Although Lianne Dalziel said she was confident that there would be widespread support for the new 'phoenix company'
provisions and the tightening of the voidable transaction provisions, she felt that there would be two areas of reform
that would attract the most debate.
“These are, first, the streamlining of the bankruptcy administration process and the introduction of a new ‘No Asset
Procedure’ as an alternative to personal bankruptcy and, second, the introduction of a voluntary administration
procedure for companies with potential for rehabilitation”, says Lianne Dalziel.
Personal insolvency laws are some 40 years old and do not reflect the shift from sole trader bankruptcy to ‘consumer’
related bankruptcies. The No Asset Procedure is a one-off opportunity for an individual with no assets to be subject to
the procedure for 12 months as opposed to three years as is the case for bankruptcy.
“The voluntary administration procedure will bring New Zealand into line with other OECD countries and has been adopted
from the Australian voluntary administration regime, which will have the added advantage of benefiting business
rehabilitation involving trans-Tasman organisations,” said Lianne Dalziel.
Lianne Dalziel said by adopting the UNCITRAL Model Law on Cross-Border insolvency, the Bill also paves the way for
cross-border insolvencies to take place and will address difficulties that arise when an entity is placed under some
form of insolvency administration in one state, but has assets in another.
"Although the Bill does not include proposals to regulate the insolvency profession, I have asked officials to report to
me on this by late 2006. In the meantime proposed amendments in relation to the appointment of liquidators, liquidators’
reporting duties, prohibition orders on liquidators, director and related party voting in a liquidation process, should
mean that the accountability of liquidators to creditors is increased. It should also mean that the scope for company
shareholders and related parties to defeat the interests of creditors is reduced.

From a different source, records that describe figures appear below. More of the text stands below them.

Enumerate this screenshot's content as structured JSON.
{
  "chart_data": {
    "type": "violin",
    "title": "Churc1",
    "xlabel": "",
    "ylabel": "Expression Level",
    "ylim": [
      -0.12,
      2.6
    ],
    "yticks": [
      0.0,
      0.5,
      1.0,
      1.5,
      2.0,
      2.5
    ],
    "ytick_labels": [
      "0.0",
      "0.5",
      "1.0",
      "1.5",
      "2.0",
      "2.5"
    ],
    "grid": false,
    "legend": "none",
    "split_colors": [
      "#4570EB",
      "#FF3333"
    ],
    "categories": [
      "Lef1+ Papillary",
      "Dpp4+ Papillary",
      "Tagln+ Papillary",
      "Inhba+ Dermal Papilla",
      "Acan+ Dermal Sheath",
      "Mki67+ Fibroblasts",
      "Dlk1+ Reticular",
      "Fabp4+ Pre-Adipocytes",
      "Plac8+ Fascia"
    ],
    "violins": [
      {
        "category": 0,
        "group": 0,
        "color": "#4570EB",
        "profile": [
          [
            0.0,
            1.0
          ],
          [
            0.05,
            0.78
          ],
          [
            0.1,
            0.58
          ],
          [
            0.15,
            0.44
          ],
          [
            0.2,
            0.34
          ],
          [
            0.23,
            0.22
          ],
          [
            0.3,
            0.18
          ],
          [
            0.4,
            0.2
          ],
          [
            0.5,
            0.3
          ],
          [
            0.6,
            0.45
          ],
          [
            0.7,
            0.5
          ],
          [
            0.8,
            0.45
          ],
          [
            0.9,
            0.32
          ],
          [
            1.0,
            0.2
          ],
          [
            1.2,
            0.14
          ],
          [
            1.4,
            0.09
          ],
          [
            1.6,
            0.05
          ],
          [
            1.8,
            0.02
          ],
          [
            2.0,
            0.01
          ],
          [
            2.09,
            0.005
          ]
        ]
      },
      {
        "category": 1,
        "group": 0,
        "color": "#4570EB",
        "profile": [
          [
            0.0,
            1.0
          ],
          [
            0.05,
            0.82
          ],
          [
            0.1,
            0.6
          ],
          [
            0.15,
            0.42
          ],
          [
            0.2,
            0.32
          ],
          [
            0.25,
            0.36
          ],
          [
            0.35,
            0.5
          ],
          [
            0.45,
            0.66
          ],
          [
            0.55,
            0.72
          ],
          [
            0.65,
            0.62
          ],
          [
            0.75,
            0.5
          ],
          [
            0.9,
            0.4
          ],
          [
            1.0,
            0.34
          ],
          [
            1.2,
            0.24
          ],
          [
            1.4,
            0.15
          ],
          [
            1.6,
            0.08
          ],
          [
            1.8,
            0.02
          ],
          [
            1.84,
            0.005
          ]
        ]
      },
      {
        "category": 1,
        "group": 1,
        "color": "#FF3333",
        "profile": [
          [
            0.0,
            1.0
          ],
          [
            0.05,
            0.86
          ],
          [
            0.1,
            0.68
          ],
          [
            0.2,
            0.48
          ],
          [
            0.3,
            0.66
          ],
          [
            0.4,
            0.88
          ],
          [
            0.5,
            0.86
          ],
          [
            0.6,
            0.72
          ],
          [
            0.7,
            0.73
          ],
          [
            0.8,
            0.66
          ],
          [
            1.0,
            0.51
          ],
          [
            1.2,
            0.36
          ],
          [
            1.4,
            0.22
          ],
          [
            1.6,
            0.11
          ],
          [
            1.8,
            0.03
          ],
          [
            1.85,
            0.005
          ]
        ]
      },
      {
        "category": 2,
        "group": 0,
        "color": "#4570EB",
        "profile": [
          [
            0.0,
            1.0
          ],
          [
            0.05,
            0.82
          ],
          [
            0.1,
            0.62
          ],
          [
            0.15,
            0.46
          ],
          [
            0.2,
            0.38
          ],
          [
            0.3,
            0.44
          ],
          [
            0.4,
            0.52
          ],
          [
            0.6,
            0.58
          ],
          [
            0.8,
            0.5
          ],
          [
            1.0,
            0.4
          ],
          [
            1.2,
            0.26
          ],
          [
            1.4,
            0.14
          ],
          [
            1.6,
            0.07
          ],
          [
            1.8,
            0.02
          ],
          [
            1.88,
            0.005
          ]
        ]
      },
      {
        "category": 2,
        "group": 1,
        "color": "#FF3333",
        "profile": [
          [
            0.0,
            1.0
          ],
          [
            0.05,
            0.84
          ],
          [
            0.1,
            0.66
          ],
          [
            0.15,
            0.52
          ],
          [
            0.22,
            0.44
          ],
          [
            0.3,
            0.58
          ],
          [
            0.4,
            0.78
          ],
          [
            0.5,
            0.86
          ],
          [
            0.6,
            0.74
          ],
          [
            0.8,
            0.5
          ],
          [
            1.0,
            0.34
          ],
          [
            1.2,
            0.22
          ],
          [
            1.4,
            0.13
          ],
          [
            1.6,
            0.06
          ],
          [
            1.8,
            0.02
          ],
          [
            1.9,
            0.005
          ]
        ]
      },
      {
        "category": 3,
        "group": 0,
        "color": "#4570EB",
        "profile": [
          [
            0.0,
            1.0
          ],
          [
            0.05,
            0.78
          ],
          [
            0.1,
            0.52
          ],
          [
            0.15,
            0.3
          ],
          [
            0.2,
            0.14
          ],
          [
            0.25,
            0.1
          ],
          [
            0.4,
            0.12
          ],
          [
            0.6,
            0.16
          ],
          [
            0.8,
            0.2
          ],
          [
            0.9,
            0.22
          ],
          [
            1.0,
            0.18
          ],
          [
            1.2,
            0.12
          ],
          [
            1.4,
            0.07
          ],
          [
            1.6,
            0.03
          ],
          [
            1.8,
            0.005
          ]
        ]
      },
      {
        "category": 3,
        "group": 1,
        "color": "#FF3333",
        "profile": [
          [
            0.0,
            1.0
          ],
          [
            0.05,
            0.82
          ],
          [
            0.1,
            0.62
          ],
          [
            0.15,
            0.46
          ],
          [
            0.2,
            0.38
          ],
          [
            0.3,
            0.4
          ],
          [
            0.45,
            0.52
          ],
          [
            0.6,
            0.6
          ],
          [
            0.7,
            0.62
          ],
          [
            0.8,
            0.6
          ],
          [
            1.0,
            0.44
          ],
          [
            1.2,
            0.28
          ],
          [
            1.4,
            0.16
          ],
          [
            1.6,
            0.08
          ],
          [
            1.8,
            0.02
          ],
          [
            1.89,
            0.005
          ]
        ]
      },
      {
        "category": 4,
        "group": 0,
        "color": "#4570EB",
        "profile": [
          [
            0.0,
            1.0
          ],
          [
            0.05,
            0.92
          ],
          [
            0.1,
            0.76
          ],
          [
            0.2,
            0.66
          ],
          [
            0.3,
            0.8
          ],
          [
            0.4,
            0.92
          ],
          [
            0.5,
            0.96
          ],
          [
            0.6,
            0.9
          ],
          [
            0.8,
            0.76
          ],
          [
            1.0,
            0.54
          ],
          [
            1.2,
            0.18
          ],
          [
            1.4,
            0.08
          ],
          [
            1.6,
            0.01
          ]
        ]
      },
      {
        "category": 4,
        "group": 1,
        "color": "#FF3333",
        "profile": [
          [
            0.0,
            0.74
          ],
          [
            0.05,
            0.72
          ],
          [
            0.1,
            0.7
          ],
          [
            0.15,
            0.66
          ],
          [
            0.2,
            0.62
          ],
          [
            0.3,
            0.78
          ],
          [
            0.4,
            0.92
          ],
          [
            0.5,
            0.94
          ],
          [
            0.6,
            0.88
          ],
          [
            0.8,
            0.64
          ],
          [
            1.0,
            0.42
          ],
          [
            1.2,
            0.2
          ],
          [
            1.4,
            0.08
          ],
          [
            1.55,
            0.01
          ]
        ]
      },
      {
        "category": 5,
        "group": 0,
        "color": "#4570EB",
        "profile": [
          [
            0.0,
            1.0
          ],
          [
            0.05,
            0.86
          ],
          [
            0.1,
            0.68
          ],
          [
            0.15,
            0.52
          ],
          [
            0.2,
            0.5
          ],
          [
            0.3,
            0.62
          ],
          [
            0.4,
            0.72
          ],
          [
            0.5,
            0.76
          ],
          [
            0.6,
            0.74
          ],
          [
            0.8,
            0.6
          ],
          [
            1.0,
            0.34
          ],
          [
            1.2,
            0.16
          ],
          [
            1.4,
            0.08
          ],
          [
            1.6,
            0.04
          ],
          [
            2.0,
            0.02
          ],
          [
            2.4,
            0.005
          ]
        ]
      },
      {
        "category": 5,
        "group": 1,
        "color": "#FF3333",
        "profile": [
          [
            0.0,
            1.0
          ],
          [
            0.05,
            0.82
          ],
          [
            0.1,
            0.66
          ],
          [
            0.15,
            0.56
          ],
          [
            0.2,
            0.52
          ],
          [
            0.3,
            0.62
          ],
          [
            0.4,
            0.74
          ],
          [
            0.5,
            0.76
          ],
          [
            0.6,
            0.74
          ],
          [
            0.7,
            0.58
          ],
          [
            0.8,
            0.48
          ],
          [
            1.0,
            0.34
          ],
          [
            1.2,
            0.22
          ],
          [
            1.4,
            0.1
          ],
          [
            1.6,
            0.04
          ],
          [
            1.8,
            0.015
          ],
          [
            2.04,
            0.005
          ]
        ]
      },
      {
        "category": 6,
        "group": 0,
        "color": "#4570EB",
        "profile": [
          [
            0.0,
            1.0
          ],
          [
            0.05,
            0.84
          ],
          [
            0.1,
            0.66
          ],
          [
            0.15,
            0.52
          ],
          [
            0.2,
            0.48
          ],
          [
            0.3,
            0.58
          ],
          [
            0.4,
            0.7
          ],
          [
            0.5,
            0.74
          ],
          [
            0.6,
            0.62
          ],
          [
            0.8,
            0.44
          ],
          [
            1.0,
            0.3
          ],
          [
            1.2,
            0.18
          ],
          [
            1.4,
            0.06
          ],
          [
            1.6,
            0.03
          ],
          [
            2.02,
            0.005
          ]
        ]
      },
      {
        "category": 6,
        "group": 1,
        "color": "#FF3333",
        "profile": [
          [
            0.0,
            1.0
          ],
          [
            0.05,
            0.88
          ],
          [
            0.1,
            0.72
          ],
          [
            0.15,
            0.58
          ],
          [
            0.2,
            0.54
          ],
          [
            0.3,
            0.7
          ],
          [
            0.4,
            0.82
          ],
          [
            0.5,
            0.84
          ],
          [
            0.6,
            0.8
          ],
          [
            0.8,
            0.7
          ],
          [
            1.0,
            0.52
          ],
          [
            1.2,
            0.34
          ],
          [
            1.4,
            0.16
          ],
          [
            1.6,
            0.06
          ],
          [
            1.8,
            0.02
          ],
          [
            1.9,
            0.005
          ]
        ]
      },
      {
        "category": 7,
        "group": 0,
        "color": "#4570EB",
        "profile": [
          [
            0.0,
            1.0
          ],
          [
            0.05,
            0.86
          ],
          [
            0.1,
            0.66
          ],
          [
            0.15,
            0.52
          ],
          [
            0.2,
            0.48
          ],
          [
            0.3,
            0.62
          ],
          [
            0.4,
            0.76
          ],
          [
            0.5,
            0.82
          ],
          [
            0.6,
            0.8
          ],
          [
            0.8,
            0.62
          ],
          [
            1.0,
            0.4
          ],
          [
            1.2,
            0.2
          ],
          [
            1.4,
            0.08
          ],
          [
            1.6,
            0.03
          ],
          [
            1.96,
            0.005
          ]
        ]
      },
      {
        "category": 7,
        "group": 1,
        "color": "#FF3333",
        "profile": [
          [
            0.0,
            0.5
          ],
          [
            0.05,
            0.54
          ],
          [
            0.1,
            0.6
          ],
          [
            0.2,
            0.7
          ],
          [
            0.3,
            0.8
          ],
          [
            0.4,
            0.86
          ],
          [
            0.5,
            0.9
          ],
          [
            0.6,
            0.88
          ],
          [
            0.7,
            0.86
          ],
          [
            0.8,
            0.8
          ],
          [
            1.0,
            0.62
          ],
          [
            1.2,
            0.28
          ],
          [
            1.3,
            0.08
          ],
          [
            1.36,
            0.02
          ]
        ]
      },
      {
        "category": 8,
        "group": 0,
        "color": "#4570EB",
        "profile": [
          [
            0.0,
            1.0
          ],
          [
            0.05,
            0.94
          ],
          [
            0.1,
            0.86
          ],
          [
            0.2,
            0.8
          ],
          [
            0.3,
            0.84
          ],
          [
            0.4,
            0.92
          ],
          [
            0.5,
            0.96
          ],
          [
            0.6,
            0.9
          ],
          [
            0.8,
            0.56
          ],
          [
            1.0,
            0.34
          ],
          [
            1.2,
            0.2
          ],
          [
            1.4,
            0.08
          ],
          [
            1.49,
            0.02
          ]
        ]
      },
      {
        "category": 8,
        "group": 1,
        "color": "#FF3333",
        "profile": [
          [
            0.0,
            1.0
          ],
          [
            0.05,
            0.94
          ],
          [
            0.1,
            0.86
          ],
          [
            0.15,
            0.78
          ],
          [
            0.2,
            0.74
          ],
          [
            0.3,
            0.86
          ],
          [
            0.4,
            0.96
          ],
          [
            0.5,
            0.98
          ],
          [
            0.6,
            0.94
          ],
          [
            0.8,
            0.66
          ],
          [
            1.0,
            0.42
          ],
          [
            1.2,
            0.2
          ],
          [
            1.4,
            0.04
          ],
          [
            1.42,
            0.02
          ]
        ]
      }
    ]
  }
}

Lianne Dalziel said that the objectives of the Bill are to:
Provide a predictable and simple regime for financial failure that can be administered quickly and efficiently, with the
minimum necessary compliance and regulatory costs on its users and that does not stifle innovation, responsible risk
taking and entrepreneurialism by excessively penalising business failure; Distribute the proceeds to creditors in
accordance with their relative pre-insolvency entitlements, unless it can be shown that the public interest in providing
greater protection to one or more creditors outweighs the economic and social costs of any such priority; Maximise the
returns to creditors by providing flexible and effective methods of insolvency administration and enforcement which
encourage early intervention when financial distress becomes apparent; Enable individuals in bankruptcy to participate
again fully in the economic life of the community; and Promote international co-operation in relation to cross-border
insolvency.
“As in all law reform where there are competing interests, the government must perform a balancing act. I believe this
Bill demonstrates the government’s commitment to getting the balance right,” Lianne Dalziel said.